Courtesy of Jr. Deputy Accountant
You know, maybe they could have solved this by slapping wings on a bunch of Boston Dynamics' Cheetahs and called it a day.
It seemed like a promising step for America’s next stealth fighter: The F-35 Joint Strike Fighter passed a key Pentagon test of its combat capability. But it turns out that the family of jets cleared the mid-February exam only because its proctor agreed to inflate its grade. In essence, the military helped the F-35 cheat on its midterms.
The collusion between the Pentagon testing body, known as the Joint Requirements Oversight Council (JROC), and the F-35 program — first reported by Inside Defense — confirmed that the U.S.’ most expensive warplane met previously established performance criteria. Specifically, the review was meant to show that the jet can fly as far and take off as quickly as combat commanders say they need it to.

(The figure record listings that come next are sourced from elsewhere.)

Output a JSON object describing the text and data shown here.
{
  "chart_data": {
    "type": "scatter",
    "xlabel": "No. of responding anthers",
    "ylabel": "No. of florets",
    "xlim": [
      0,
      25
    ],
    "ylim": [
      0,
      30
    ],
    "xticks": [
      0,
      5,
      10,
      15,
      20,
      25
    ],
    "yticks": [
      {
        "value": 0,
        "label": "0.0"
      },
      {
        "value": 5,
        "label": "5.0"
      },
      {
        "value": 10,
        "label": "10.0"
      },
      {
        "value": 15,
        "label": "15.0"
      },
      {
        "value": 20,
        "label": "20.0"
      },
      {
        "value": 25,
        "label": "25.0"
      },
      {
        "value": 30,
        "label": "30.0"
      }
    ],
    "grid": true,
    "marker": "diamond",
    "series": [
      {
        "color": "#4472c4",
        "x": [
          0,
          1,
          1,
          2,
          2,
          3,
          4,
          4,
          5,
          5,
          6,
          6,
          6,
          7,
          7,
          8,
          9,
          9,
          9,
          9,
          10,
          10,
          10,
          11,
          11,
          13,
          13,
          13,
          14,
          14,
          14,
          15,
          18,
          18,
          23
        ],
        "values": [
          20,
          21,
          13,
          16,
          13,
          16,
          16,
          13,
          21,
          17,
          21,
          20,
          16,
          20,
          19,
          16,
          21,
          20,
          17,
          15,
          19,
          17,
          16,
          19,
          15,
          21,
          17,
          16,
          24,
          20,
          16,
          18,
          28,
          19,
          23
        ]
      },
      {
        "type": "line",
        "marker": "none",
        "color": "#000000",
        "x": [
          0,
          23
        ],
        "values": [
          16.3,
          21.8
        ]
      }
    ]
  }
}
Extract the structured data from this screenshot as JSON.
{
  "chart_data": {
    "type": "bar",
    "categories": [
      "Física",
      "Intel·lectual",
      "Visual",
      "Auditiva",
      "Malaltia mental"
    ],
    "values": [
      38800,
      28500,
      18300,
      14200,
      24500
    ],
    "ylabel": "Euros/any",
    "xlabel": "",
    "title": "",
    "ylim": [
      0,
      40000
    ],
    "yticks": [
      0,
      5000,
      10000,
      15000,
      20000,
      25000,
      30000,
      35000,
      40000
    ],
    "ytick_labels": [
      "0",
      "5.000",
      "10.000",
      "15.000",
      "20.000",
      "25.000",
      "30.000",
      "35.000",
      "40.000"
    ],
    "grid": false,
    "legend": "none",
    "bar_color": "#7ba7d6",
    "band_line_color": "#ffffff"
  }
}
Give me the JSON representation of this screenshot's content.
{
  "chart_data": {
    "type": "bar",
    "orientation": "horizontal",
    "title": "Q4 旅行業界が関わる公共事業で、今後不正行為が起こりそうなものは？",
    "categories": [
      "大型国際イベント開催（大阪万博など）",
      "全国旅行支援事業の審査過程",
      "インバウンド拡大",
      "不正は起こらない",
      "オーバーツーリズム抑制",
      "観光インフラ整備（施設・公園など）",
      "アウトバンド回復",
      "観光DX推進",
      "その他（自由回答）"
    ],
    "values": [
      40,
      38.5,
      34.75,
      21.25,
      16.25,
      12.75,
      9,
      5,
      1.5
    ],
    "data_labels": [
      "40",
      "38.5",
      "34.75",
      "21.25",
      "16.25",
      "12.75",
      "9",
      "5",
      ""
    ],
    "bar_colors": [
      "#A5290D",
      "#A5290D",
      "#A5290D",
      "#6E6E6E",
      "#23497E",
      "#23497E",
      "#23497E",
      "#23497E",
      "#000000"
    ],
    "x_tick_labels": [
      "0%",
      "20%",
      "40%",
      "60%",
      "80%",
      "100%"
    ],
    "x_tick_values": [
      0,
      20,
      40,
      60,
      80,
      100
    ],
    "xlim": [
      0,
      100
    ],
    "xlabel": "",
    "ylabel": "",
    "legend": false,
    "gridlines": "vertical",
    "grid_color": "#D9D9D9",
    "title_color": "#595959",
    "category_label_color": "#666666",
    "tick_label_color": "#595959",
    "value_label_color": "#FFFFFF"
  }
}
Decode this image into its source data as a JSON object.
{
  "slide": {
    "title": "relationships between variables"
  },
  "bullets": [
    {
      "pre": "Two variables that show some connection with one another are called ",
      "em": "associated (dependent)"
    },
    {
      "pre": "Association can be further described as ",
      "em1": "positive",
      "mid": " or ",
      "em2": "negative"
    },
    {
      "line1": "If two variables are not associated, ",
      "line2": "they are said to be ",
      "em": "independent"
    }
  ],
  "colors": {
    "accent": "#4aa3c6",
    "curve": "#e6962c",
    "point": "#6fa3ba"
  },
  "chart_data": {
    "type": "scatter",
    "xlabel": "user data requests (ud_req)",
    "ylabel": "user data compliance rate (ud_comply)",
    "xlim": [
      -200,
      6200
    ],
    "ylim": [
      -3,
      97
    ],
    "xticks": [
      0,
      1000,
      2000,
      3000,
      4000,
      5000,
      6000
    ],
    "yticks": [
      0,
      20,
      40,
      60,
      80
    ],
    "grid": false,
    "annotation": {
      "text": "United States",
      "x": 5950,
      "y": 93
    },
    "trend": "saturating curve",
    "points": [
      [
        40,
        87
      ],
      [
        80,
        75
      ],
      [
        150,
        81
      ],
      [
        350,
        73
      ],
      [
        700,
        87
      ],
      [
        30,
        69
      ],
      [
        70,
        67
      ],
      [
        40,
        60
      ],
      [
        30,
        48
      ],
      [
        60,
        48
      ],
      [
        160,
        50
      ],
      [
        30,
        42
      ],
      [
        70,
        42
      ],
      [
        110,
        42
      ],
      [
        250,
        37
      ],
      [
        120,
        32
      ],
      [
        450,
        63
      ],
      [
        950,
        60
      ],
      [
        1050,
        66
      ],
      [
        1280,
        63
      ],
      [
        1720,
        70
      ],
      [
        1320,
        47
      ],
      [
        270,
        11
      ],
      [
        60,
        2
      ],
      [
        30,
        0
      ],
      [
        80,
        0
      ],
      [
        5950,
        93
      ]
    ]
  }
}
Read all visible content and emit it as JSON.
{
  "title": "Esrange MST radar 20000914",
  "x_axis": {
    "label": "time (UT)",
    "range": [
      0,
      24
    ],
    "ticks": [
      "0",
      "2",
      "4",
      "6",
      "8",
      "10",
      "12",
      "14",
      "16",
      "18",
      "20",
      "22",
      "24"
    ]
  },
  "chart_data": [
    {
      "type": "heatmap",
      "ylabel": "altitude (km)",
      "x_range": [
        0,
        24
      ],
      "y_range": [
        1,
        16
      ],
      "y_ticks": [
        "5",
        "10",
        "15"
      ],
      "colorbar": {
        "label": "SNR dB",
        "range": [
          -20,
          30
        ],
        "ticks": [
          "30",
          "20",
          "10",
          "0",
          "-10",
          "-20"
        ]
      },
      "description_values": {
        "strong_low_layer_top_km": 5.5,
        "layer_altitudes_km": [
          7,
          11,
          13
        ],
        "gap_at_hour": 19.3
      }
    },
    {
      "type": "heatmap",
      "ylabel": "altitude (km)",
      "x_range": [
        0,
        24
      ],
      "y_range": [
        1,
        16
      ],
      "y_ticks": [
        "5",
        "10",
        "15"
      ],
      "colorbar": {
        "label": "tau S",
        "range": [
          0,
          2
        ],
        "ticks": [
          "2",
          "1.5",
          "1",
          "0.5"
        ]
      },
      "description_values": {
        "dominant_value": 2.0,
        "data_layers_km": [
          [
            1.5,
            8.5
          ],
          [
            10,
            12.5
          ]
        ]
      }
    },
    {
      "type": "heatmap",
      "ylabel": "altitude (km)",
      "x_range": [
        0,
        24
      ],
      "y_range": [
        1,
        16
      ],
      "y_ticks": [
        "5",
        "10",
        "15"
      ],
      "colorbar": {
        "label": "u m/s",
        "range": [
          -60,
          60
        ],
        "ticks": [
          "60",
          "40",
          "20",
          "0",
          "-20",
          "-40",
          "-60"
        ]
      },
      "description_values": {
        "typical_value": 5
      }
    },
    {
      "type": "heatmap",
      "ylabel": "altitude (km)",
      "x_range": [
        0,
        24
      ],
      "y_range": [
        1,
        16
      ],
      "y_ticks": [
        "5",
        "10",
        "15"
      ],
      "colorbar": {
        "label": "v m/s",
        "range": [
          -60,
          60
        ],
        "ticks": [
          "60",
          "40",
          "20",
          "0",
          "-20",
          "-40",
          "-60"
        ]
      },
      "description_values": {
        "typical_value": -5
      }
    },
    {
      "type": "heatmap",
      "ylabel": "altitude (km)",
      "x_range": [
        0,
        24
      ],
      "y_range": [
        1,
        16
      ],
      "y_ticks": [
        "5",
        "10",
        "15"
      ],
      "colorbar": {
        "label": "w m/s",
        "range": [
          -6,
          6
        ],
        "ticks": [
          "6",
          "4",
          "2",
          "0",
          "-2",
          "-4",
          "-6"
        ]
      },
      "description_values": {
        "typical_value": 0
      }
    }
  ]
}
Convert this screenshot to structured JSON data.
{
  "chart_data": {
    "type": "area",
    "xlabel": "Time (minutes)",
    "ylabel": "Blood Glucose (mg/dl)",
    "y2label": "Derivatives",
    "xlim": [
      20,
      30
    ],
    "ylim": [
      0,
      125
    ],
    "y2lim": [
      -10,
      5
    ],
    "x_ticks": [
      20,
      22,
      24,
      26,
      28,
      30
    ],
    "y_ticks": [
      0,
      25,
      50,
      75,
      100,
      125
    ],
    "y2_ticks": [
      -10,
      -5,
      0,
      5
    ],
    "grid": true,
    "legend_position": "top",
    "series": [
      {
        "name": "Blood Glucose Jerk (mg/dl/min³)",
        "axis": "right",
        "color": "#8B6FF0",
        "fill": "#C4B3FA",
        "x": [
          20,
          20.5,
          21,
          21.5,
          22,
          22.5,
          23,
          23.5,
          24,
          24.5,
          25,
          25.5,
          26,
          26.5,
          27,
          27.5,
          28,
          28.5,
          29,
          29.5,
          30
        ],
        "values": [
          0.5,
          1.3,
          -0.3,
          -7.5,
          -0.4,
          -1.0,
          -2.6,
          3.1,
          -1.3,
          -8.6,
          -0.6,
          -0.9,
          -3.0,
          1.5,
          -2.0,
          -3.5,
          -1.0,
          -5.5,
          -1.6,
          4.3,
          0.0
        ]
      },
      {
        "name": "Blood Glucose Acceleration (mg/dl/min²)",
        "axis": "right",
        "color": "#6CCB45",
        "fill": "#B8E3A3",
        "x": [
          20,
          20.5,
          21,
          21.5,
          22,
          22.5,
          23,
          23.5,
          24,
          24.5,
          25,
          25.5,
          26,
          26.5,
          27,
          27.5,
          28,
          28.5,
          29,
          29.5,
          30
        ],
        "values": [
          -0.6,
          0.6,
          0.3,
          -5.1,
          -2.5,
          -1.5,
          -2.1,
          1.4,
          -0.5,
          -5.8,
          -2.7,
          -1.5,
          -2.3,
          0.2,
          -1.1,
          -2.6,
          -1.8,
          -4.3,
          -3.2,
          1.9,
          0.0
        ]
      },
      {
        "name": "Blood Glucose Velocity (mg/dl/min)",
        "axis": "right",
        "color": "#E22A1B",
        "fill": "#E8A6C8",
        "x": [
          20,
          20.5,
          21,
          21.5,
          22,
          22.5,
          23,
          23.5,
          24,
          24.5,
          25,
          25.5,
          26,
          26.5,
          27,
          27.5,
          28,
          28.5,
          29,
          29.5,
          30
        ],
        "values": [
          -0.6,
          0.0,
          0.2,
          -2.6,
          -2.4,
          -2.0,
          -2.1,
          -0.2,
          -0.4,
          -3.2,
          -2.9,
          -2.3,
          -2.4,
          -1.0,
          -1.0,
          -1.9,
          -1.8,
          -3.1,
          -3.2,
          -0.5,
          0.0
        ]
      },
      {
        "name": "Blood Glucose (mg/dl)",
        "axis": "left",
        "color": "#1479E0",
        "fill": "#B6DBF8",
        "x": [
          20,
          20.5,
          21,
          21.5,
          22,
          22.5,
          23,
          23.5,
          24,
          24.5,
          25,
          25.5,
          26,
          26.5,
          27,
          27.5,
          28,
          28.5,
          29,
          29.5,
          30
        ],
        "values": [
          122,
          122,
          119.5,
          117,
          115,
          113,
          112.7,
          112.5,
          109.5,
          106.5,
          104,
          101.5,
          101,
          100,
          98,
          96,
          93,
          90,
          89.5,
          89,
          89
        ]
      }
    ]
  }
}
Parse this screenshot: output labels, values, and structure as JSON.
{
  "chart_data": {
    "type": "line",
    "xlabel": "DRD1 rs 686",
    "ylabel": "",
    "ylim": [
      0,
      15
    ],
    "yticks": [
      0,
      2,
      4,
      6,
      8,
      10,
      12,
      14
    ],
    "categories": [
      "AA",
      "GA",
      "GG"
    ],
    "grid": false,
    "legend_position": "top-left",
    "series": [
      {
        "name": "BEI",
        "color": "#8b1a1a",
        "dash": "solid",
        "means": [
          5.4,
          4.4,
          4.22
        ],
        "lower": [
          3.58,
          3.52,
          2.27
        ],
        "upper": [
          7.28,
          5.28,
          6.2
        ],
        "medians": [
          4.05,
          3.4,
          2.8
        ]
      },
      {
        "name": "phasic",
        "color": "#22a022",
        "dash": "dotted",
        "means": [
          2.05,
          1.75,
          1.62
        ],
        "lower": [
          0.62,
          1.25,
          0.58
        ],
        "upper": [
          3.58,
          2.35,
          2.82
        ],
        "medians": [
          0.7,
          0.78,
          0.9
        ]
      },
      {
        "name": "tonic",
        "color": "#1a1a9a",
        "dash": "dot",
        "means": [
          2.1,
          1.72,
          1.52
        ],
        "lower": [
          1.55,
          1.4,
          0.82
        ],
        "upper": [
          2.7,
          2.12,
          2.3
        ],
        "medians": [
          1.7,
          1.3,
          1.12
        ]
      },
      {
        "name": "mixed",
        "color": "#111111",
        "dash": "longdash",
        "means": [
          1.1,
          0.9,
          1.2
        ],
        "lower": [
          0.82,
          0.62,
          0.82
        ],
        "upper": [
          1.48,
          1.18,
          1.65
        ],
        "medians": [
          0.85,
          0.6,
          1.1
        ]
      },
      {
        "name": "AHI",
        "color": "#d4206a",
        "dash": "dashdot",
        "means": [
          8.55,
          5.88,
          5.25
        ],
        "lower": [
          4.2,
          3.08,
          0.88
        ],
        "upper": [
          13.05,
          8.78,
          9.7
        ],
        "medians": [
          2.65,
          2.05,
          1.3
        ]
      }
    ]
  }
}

But the review council, which includes the vice chiefs of the Army, Navy, Air Force and Marine Corps, eased the standard flying profile of the Air Force’s F-35A model — thereby giving it a range boost of 30 miles. And it tacked an additional 50 feet onto the required takeoff distance for the Marines’ F-35B version, which Defense Secretary Leon Panetta just took off budgetary probation.
The full cost to buy and fly the entire fleet of F-35s over 50 years would run the Pentagon $1 trillion if you factor in normal inflation (that doesn't even touch the actual inflation we're looking at over the next 50 years) – the most expensive defense program EVER.